The latter, of course, is precisely the "anti-war" plan proposed by both Barack Obama and Hillary Clinton. Neither of them have proposed a total withdrawal of American forces; both have acknowledged that even the tepid plans they are now promoting could well have to be changed – or abandoned – as a result of "events on the ground" in Iraq. We are seeing those plan-changing events unfold before our eyes right now. The Bush regime has succeeded in fomenting a permanant civil war in Iraq by arming most of the players; radicalizing the populace with continual bombing raids on residential areas, holding thousands of Iraqi civilians captive without charges or due process, and supporting an illegitimate and unpopular Baghdad regime that uses torture, murder and repression as its tools (thus guaranteeing more terrorism); provoking Sadr into an open fight which neither he nor the government can win outright but which will cripple the Iraqi economy and cause mass suffering and even more violent division among the Iraqi people.
Thus, given the demonstrated gutlessness of Obama, Clinton and the Democrats on the war in Iraq, it is plain that this abomination will go on and on. The only possible move that could even potentially defuse the situation at this point is the total withdrawal of American forces. This could, perhaps, compel the various Iraqi factions to come to some accomodation. It is unlikely that such an accomodation would be reached without bloodshed; but blood is being shed copiously now. And as along as the American presence remains, as an artificial, alien – and ever-aggravating – factor, skewing the playing field, taking sides, killing people, and serving as a focus and fomenter of nationalist rage (and a handy pretext for avoiding accomodation), the situation will only grow worse. And certainly no other possible resolution – internal negotiation, a UN or pan-Arab peacekeeping force, etc. – will ever be possible as long as American forces remain in Iraq.

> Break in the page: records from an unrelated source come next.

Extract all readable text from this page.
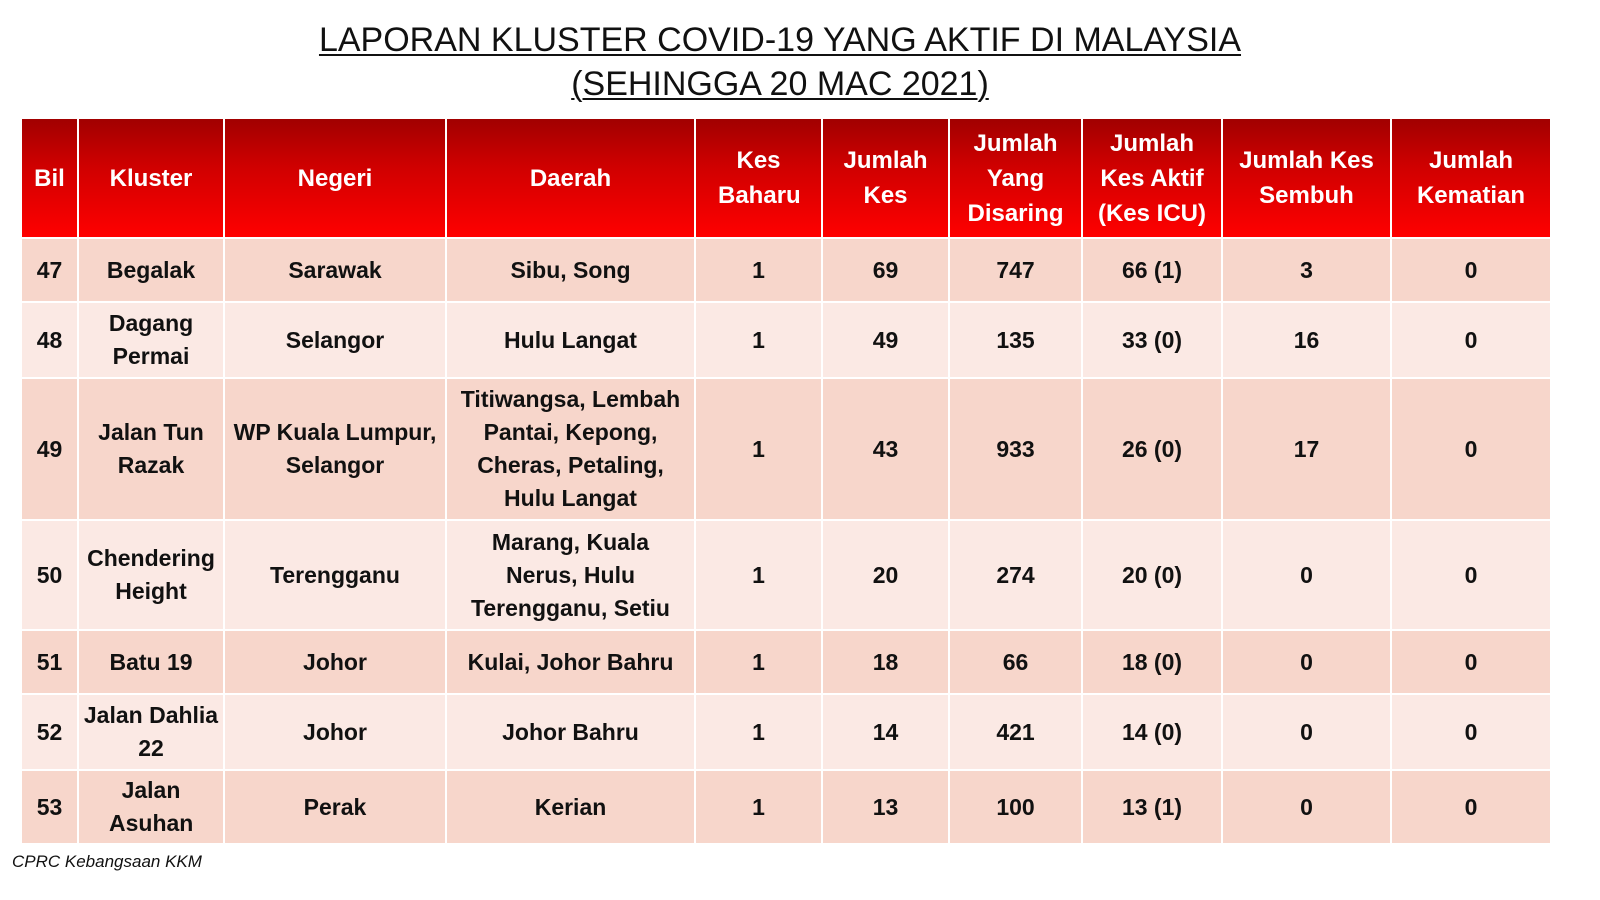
LAPORAN KLUSTER COVID-19 YANG AKTIF DI MALAYSIA
(SEHINGGA 20 MAC 2021)
Bil	Kluster	Negeri	Daerah	Kes Baharu	Jumlah Kes	Jumlah Yang Disaring	Jumlah Kes Aktif (Kes ICU)	Jumlah Kes Sembuh	Jumlah Kematian
47	Begalak	Sarawak	Sibu, Song	1	69	747	66 (1)	3	0
48	Dagang Permai	Selangor	Hulu Langat	1	49	135	33 (0)	16	0
49	Jalan Tun Razak	WP Kuala Lumpur, Selangor	Titiwangsa, Lembah Pantai, Kepong, Cheras, Petaling, Hulu Langat	1	43	933	26 (0)	17	0
50	Chendering Height	Terengganu	Marang, Kuala Nerus, Hulu Terengganu, Setiu	1	20	274	20 (0)	0	0
51	Batu 19	Johor	Kulai, Johor Bahru	1	18	66	18 (0)	0	0
52	Jalan Dahlia 22	Johor	Johor Bahru	1	14	421	14 (0)	0	0
53	Jalan Asuhan	Perak	Kerian	1	13	100	13 (1)	0	0
CPRC Kebangsaan KKM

But let us be clear. The withdrawal of American forces from Iraq is not a "good" solution. It will lead to blood and suffering. But there are no good solutions to what Bush and his willing executioners in Congress, the media and Establishment have wrought in Iraq. There were never any "good" solutions. All hope, all potential for a "good" solution evaporated in the very instant that the first bomb fell on March 19, 2003. From that moment, the only thing – the only thing – that one could hope for and work for has been some kind of mitigation of the murderous consequences of this abominable crime.
This is the stark, unavoidable truth of the matter. We have destroyed Iraq, we have committed mass murder; and nothing "good" will come of it.This is the stark, unavoidable truth of the matter. We have destroyed Iraq, we have committed mass murder; and nothing "good" will come of it.